# Data Pre-processing Techniques
This notebook demonstrates various data pre-processing techniques using a demo dataset.

In [None]:
import pandas as pd

# Load dataset
df = pd.read_csv('demo_dataset.csv', parse_dates=['Signup Date'])
df.head()


## Outlier Detection

In [None]:
import seaborn as sns
import matplotlib.pyplot as plt

# Visualize outliers in income
sns.boxplot(x=df['Income'])
plt.title('Income Outlier Detection')
plt.show()


## Normalization vs Standardization

In [None]:
from sklearn.preprocessing import MinMaxScaler, StandardScaler

scaler_norm = MinMaxScaler()
scaler_std = StandardScaler()

df['Income_Norm'] = scaler_norm.fit_transform(df[['Income']])
df['Income_Std'] = scaler_std.fit_transform(df[['Income']])
df[['Income', 'Income_Norm', 'Income_Std']]

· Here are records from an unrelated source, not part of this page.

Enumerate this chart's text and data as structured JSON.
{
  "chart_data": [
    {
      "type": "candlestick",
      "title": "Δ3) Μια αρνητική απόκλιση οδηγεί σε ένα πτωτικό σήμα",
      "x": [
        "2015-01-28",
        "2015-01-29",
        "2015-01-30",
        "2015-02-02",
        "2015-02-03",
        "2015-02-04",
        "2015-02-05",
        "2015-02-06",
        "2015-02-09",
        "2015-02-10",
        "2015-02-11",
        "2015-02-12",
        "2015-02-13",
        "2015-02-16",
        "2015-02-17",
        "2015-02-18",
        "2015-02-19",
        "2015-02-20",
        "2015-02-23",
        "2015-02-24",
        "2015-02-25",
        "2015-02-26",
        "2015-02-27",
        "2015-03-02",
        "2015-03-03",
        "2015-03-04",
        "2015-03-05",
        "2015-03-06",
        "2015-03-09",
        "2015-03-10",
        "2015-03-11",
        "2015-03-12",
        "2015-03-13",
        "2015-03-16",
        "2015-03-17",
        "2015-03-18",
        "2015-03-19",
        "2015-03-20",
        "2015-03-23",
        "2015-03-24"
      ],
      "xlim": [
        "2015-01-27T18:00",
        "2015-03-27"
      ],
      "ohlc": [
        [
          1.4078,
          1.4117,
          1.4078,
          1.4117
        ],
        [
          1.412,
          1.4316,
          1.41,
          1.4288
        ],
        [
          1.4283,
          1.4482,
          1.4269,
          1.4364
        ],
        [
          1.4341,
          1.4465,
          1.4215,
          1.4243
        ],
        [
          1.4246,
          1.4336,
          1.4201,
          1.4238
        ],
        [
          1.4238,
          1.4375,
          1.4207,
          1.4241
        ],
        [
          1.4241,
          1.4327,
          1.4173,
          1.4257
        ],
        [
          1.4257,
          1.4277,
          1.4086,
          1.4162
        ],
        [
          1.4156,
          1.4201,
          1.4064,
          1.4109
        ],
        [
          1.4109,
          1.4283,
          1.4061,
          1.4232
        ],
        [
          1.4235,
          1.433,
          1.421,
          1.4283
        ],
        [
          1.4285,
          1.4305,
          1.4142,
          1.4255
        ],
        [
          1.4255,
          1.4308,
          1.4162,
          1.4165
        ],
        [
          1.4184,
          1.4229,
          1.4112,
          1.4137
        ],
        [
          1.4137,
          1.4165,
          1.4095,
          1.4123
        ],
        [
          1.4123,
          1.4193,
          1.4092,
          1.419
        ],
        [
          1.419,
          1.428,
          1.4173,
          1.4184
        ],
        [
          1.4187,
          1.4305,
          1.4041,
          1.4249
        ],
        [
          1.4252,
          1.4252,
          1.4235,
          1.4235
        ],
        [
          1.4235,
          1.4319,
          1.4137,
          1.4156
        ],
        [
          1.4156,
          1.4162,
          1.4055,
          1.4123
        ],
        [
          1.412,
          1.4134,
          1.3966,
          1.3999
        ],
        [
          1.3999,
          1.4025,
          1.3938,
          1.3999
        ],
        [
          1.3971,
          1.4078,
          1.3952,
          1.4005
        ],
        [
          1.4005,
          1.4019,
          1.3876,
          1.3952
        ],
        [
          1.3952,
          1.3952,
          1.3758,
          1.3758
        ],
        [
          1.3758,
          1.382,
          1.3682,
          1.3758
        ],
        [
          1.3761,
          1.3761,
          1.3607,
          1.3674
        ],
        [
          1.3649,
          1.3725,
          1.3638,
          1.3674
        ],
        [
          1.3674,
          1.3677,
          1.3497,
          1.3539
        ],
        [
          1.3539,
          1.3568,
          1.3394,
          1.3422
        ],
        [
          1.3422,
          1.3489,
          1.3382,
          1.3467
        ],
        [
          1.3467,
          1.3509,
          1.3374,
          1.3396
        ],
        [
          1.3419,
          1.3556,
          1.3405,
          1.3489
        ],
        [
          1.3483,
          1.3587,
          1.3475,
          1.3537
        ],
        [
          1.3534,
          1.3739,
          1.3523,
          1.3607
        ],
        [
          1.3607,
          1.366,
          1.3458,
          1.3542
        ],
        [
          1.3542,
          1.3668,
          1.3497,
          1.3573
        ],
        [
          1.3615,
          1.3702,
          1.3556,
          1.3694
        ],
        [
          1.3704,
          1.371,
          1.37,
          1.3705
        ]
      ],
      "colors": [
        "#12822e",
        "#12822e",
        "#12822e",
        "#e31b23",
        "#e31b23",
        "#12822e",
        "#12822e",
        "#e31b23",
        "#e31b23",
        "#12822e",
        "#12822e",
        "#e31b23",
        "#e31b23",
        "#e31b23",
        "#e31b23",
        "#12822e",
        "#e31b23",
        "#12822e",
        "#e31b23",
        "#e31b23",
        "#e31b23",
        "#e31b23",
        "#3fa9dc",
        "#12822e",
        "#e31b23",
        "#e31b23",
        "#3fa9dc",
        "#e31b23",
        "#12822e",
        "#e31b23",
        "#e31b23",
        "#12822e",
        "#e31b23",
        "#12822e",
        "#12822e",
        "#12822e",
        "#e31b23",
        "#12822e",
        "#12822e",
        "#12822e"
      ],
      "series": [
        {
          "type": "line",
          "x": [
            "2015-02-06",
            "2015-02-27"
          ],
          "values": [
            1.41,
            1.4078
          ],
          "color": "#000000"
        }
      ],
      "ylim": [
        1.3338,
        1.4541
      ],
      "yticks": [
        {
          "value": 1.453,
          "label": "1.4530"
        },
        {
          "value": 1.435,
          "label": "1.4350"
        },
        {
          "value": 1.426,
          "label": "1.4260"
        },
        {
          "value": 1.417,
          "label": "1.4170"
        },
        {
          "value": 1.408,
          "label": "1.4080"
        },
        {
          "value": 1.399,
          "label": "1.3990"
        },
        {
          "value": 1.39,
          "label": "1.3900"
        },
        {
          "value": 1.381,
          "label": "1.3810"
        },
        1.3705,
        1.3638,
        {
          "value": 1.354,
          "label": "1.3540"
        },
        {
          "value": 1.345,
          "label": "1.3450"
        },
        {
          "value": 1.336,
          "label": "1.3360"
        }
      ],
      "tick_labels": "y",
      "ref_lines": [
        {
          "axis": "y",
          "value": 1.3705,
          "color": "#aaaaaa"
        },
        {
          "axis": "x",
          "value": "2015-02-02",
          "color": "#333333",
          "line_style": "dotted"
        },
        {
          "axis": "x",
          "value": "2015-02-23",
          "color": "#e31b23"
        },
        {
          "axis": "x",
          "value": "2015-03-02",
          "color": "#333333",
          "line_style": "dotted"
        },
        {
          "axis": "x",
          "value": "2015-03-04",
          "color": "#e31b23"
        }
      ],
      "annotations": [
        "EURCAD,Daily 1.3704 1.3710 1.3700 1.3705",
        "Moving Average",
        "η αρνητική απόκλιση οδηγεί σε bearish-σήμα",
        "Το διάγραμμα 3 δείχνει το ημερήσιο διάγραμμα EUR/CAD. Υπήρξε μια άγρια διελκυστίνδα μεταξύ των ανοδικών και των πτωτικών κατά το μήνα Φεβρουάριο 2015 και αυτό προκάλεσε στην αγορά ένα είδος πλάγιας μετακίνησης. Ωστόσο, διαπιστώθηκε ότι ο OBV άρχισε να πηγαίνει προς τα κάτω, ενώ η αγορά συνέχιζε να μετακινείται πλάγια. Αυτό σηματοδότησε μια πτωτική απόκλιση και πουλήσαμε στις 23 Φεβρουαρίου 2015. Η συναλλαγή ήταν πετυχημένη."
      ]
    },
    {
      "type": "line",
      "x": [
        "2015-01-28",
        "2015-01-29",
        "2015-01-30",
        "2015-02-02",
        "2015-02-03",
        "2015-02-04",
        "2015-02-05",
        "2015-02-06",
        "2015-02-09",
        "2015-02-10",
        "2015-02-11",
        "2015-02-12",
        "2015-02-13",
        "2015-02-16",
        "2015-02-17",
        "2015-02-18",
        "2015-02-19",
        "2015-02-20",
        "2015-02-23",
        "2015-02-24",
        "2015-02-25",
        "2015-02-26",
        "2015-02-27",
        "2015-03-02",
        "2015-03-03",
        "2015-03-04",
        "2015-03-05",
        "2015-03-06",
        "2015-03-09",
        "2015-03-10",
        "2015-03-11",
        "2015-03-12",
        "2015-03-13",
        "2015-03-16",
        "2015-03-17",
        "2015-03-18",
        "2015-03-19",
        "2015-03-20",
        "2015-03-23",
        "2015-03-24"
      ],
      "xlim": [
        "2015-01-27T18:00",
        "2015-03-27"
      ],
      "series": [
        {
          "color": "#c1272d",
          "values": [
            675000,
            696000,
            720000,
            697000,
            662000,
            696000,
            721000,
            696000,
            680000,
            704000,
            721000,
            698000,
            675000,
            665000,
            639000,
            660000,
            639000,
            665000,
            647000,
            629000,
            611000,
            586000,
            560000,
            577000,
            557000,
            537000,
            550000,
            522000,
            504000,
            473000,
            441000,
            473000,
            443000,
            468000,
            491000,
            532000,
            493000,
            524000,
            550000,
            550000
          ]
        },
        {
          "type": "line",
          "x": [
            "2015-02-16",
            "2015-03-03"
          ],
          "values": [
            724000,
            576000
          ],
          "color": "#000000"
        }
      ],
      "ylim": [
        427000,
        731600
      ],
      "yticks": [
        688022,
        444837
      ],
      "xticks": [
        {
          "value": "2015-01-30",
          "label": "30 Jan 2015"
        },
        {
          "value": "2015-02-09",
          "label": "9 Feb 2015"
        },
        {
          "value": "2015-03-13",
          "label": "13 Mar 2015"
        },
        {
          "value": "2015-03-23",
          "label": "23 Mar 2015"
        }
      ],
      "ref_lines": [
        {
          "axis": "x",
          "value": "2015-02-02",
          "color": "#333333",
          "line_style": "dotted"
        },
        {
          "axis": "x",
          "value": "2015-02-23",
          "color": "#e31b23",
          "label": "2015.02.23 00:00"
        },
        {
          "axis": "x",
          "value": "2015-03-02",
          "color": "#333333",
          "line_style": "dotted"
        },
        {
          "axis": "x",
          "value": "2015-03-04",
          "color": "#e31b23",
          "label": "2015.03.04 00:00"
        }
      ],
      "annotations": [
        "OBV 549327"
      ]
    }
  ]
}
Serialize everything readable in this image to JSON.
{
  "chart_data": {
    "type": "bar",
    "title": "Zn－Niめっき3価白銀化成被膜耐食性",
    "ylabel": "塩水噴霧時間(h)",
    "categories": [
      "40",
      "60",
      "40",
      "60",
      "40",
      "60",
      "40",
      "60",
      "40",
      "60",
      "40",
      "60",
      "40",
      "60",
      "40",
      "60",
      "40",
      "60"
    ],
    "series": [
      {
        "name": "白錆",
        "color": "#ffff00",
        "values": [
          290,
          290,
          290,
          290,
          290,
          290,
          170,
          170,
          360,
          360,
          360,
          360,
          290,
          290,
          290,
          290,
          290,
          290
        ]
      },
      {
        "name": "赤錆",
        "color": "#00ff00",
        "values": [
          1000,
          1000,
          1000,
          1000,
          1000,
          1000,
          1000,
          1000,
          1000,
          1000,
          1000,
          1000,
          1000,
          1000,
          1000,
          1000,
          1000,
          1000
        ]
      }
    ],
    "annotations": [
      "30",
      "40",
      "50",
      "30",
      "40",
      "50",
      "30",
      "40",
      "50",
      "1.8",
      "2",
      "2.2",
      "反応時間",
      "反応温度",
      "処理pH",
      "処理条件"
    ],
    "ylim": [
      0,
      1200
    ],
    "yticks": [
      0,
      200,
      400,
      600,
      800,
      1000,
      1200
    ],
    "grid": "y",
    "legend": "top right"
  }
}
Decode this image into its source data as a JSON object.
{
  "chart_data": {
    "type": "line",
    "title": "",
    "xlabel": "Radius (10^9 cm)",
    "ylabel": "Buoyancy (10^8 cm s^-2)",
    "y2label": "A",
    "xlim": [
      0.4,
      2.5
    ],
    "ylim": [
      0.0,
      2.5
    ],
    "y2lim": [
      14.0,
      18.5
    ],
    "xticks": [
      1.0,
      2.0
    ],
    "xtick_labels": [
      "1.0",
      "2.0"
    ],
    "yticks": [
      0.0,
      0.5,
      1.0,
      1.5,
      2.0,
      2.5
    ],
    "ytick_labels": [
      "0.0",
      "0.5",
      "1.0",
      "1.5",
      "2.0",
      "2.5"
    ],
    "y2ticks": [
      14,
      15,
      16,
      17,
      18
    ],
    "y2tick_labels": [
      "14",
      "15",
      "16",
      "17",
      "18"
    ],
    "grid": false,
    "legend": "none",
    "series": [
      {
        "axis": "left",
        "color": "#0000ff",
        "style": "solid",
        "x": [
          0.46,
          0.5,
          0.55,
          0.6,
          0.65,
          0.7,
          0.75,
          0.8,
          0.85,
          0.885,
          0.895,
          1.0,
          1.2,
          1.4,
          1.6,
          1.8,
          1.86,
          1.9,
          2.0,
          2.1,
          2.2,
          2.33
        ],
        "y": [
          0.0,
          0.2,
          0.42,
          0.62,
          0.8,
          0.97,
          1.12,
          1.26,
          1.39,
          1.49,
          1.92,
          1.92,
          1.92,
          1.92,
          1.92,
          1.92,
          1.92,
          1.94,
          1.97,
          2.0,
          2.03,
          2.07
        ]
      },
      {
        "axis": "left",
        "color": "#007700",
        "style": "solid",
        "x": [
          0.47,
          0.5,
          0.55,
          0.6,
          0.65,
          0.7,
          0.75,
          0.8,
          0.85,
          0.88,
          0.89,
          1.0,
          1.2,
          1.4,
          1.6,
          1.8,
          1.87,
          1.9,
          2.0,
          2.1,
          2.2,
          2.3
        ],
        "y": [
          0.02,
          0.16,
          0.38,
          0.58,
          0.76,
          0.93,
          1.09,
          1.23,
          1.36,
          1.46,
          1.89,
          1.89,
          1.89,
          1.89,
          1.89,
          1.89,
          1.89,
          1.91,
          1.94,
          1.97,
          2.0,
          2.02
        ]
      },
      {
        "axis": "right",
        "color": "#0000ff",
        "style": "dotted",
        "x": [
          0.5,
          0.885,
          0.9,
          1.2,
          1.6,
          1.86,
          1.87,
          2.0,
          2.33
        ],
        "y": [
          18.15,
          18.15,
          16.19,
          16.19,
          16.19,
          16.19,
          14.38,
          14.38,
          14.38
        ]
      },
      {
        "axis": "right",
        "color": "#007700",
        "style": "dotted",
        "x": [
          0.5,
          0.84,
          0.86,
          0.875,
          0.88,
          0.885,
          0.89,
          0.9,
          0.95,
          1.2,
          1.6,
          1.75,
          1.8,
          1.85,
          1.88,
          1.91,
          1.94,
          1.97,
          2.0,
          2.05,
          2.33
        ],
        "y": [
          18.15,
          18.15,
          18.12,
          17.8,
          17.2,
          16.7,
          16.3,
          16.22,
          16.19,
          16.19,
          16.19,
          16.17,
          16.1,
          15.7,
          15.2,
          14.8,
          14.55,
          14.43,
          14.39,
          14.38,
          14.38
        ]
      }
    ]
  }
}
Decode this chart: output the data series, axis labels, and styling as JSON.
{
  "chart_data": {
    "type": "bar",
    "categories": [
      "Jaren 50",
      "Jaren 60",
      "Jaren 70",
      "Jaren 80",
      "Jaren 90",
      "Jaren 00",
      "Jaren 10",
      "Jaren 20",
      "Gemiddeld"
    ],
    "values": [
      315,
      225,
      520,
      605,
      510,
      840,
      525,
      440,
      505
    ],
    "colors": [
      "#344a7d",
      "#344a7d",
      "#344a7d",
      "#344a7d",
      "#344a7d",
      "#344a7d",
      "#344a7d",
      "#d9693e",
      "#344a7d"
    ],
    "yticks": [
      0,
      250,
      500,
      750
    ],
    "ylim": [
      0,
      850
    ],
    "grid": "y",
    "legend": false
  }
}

## Encoding Categorical Variables

In [None]:
from sklearn.preprocessing import LabelEncoder

# Label Encoding
le = LabelEncoder()
df['Gender_Label'] = le.fit_transform(df['Gender'])

# One-Hot Encoding
df_encoded = pd.get_dummies(df, columns=['Purchased'], drop_first=True)
df_encoded.head()


## Feature Scaling, Polynomial Features, and Interaction Terms

In [None]:
from sklearn.preprocessing import PolynomialFeatures

# Example with Age and Income
poly = PolynomialFeatures(degree=2, interaction_only=True, include_bias=False)
poly_features = poly.fit_transform(df[['Age', 'Income']])
poly_df = pd.DataFrame(poly_features, columns=poly.get_feature_names_out(['Age', 'Income']))
df = df.join(poly_df)
df.head()


## Handling Time Series/Date Features

In [None]:
# Extracting features from Signup Date
df['Signup_Month'] = df['Signup Date'].dt.month
df['Signup_Weekday'] = df['Signup Date'].dt.weekday
df[['Signup Date', 'Signup_Month', 'Signup_Weekday']]